Quiconque était resté était ennemi. J'aurai bien des choses à vous dire,
mais en temps et lieu. — Mon frère Quintus est allé, dit-on, en Asie
faire sa soumission. Je ne sais rien de son fils. Informez-vous de lui
près de Diocharès, affranchi de César, que je n'ai pas vu ; mais c'est
lui qui a porté ces lettres d'Alexandrie. Il a vu, dit-on, mon neveu en
Asie, ou en route pour y arriver. J'attends vos lettres avec une
impatience que les circonstances n'expliquent que trop. Faites-les moi
attendre le moins possible.
405. — A TÉRENTIA. Brindes, décembre.
F. XIV, 9. Ce n'était pas donc assez
de toutes mes misères! il faut encore que j'aie le tourment de savoir
Dolabella et Tullle malades. Je ne sais que décider ni que faire. Ayez,
je vous en conjure, tous les soins possibles de votre santé et de celle
de Tullie. Adieu.
406. — A ATTICUS. Brindes, décembre.
A. XI, 7. Merci de votre bonne
lettre, où vous avez si bien parcouru le cercle de tout ce qui
m'intéresse. Je garderai donc mes licteurs, puisqu'on trouve bon que je
les garde. César ayant fait la même grâce à Sextius. Seulement il l'a
plutôt gratifié de licteurs qu'il ne lui a laissé les siens. Car on dit
qu'il regarde comme nuls tous les actes du sénat intervenus depuis que
les tribuns sont sortis de Rome. Quant aux miens, il peut me les laisser
sans se contredire. Mais il s'agit bien de licteurs, quand je viens de
me voir, peu s'en faut, expulsé d'Italie! Antoine m'avait notifié une
lettre de César, portant qu'il est informé du retour de Caton et de
Métellus en Italie, et de leur intention de se montrer à Rome; qu'il
n'entend pas cela; que leur présence pourrait y exciter de la
fermentation, et qu'il faut faire sortir d'Italie tous ceux qui n'auront
pas de lui permission d'y séjourner. C'est sous l'impression
385
d’une irritation très vive que cette lettre est écrite. Antoine
s'excusait d'ailleurs, et alléguait la nécessité de faire exécuter les
ordres de César. Je lui ai vite dépêché L. Lamia, pour lui dire que
c'est sur une invitation pressante de César à moi transmise par l'organe
de Dolabella que je me suis rendu en Italie. Là-dessus Antoine m'a
nommément excepté, ainsi que Lélius, dans son édit. C'est ce dont Je me
serais bien passé; il était si facile de me comprendre, sans mettre de
nom, dans une exception générale! Que d'humiliations! que d'injures!

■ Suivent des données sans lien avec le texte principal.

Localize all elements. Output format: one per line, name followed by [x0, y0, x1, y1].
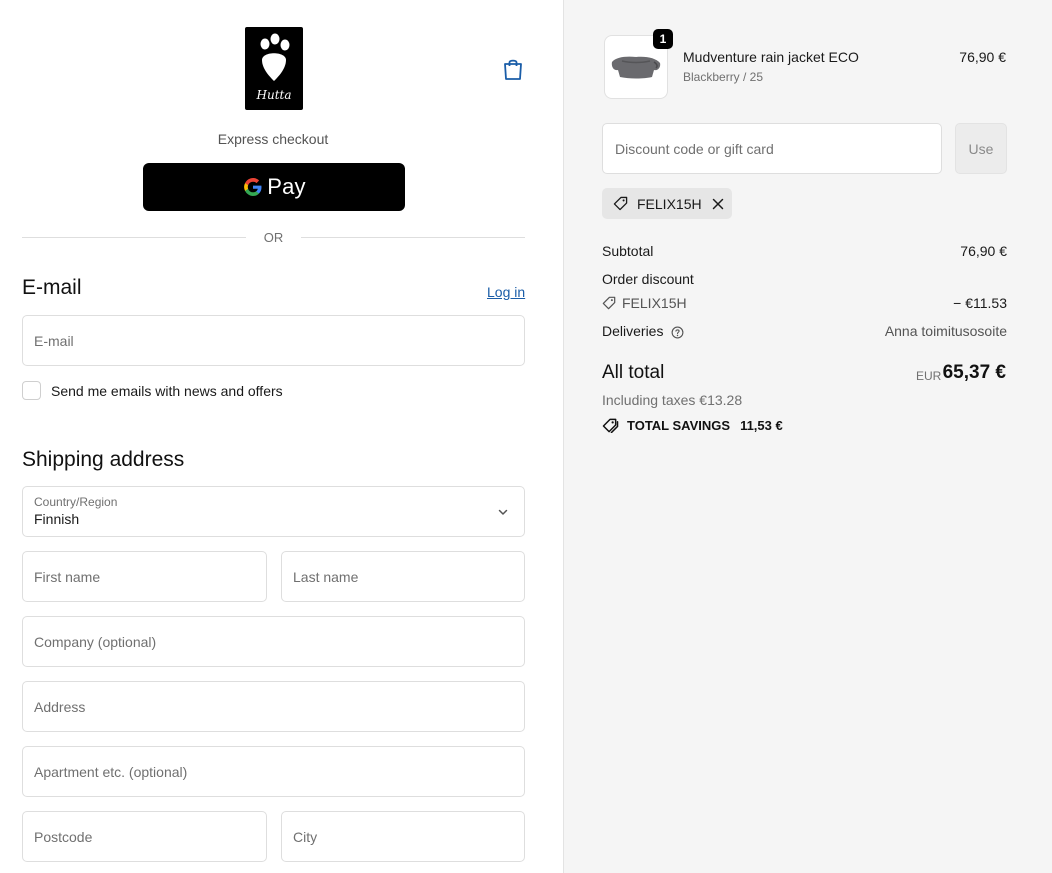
google-pay-label: Pay: [267, 174, 306, 199]
deliveries-row: Deliveries Anna toimitusosoite: [602, 323, 1007, 339]
total-label: All total: [602, 362, 665, 383]
apartment-field[interactable]: [22, 746, 525, 797]
quantity-badge: 1: [653, 29, 673, 49]
postcode-field[interactable]: [22, 811, 267, 862]
order-summary: 1 Mudventure rain jacket ECO Blackberry …: [563, 0, 1052, 873]
tags-icon: [602, 418, 619, 433]
applied-discount-chip: FELIX15H: [602, 188, 732, 219]
country-select[interactable]: Country/Region Finnish: [22, 486, 525, 537]
city-field[interactable]: [281, 811, 525, 862]
tag-icon: [602, 296, 616, 310]
divider-line: [301, 237, 525, 238]
express-checkout-label: Express checkout: [217, 131, 329, 147]
first-name-field[interactable]: [22, 551, 267, 602]
last-name-input[interactable]: [293, 568, 513, 585]
or-text: OR: [263, 230, 284, 245]
country-label: Country/Region: [34, 495, 118, 509]
product-name: Mudventure rain jacket ECO: [683, 49, 859, 65]
address-input[interactable]: [34, 698, 513, 715]
checkout-main: Hutta Express checkout Pay OR E-mail Log…: [0, 0, 563, 873]
discount-code-row: FELIX15H − €11.53: [602, 295, 1007, 311]
discount-code-line: FELIX15H: [602, 295, 1007, 311]
close-icon: [712, 198, 723, 209]
product-variant: Blackberry / 25: [683, 70, 764, 84]
subtotal-row: Subtotal 76,90 €: [602, 243, 1007, 259]
cart-button[interactable]: [500, 56, 526, 82]
shipping-section-title: Shipping address: [22, 448, 185, 471]
deliveries-label: Deliveries: [602, 323, 664, 339]
shopping-bag-icon: [504, 59, 522, 80]
or-divider: OR: [22, 230, 525, 245]
remove-discount-button[interactable]: [712, 198, 724, 210]
address-field[interactable]: [22, 681, 525, 732]
subtotal-label: Subtotal: [602, 243, 654, 259]
tag-icon: [613, 196, 628, 211]
total-value: 65,37 €: [942, 362, 1006, 383]
postcode-input[interactable]: [34, 828, 255, 845]
last-name-field[interactable]: [281, 551, 525, 602]
subtotal-value: 76,90 €: [960, 243, 1007, 259]
applied-code-label: FELIX15H: [637, 195, 702, 212]
order-discount-row: Order discount: [602, 271, 1007, 287]
jacket-image: [611, 56, 661, 79]
help-icon[interactable]: [671, 326, 684, 339]
total-savings: TOTAL SAVINGS 11,53 €: [602, 418, 783, 433]
login-link[interactable]: Log in: [487, 284, 525, 300]
apartment-input[interactable]: [34, 763, 513, 780]
company-input[interactable]: [34, 633, 513, 650]
total-currency: EUR: [916, 369, 942, 383]
discount-code-input[interactable]: [615, 140, 929, 157]
newsletter-checkbox[interactable]: [22, 381, 41, 400]
svg-text:Hutta: Hutta: [256, 88, 292, 102]
google-g-icon: [244, 178, 262, 196]
paw-logo-icon: Hutta: [256, 33, 292, 102]
first-name-input[interactable]: [34, 568, 255, 585]
apply-discount-button[interactable]: Use: [955, 123, 1007, 174]
discount-value: − €11.53: [953, 295, 1007, 311]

Vous faites de votre mieux pour en affaiblir les coups, et vous n'y
perdez pas tout à fait vos peines. En voyant vos efforts pour adoucir
mes maux, le poids m'en semble plus léger, ne vous lassez pas de
m'écrire, je vous en conjure; cherchez à me convaincre que je n'ai pas
perdu tout droit à l'estime des honnêtes gens. Vous arriverez par là au
but que votre amitié se propose; mais le moyen de me le persuader? hélas
! il n'en est point. Les événements seuls peuvent ouvrir la voie :
malheureusement le vent n'y est pas. Mais que sait-on? des incidents
peuvent naître; n'y en a-t-il pas eu déjà? Par exemple, on m'accusait de
n'avoir pas suivi Pompée : et sa catastrophe est venue me justifier de
n'avoir pas poussé jusque-là le devoir. Mais. on se récrie de tous côtés
sur ce que je ne suis pas en Afrique. Que voulez-vous? j'ai pensé que ce
n'était point par des barbares, et la plus perfide de toutes les
nations, que la république devait être défendue, surtout contre une
armée tant de fois victorieuse. On dira peut-être que ce n'est qu'une
défaite. Il paraît en effet que beaucoup de gens de bien se rendent en
Afrique. D'autres y étaient déjà, je le sais. C'est donc là un point
vulnérable, et j'ai grand besoin que les événements viennent à mon
secours. Il faudrait au moins que je ne fusse pas seul, et que quelques
autres, si ce n'est tous, pensassent aussi à eux. Car s'ils persévèrent,
et s'ils ont la fortune de leur côté, que deviendrai-je, je vous le
demande? Vous me répondrez en me demandant ce qu'ils deviendront s'ils
sont vaincus. Ah! du moins, ils auront péri avec honneur. Ces réflexions
sont poignantes. — Vous ne me dites pas en quoi vous trouvez que
Sulpicius n'a pas fait mieux que moi. Il n'approche pas sans doute de la
gloire de Caton; mais il est à l'abri de la crainte et du remords. Reste
la condition de ceux qui sont demeurés en Achaïe. Ils ont encore cet
avantage qu'ils sont plusieurs ensemble, et qu'une fois de retour en
Italie, ils pourront rentrer chez eux. Allons! continuez-moi vos
consolations, et justifiez-moi de votre mieux. — Vous vous excusez de ne
pas venir : je connais vos motifs, et je conçois d'ailleurs qu'il est de
mon intérêt que vous restiez à Rome, pour agir et parler dans l'occasion
comme vous le faites. Voici surtout un point que je vous recommande. Il
ne manque pas de gens, je le suppose, qui disent ou qui diront à César
que je me repens de ce que j'ai fait, que je suis mécontent de ce qui se
passe. Cela n'est que trop vrai. Mais on l’affirme sans le savoir, et
dans une intention perfide. Il faut que Balbus et Oppius se chargent de
parer à cela, et qu'ils ne cessent d'écrire à César pour l'entretenir
dans ses bonnes dispositions pour moi. Vous y veillerez, n'est-ce pas?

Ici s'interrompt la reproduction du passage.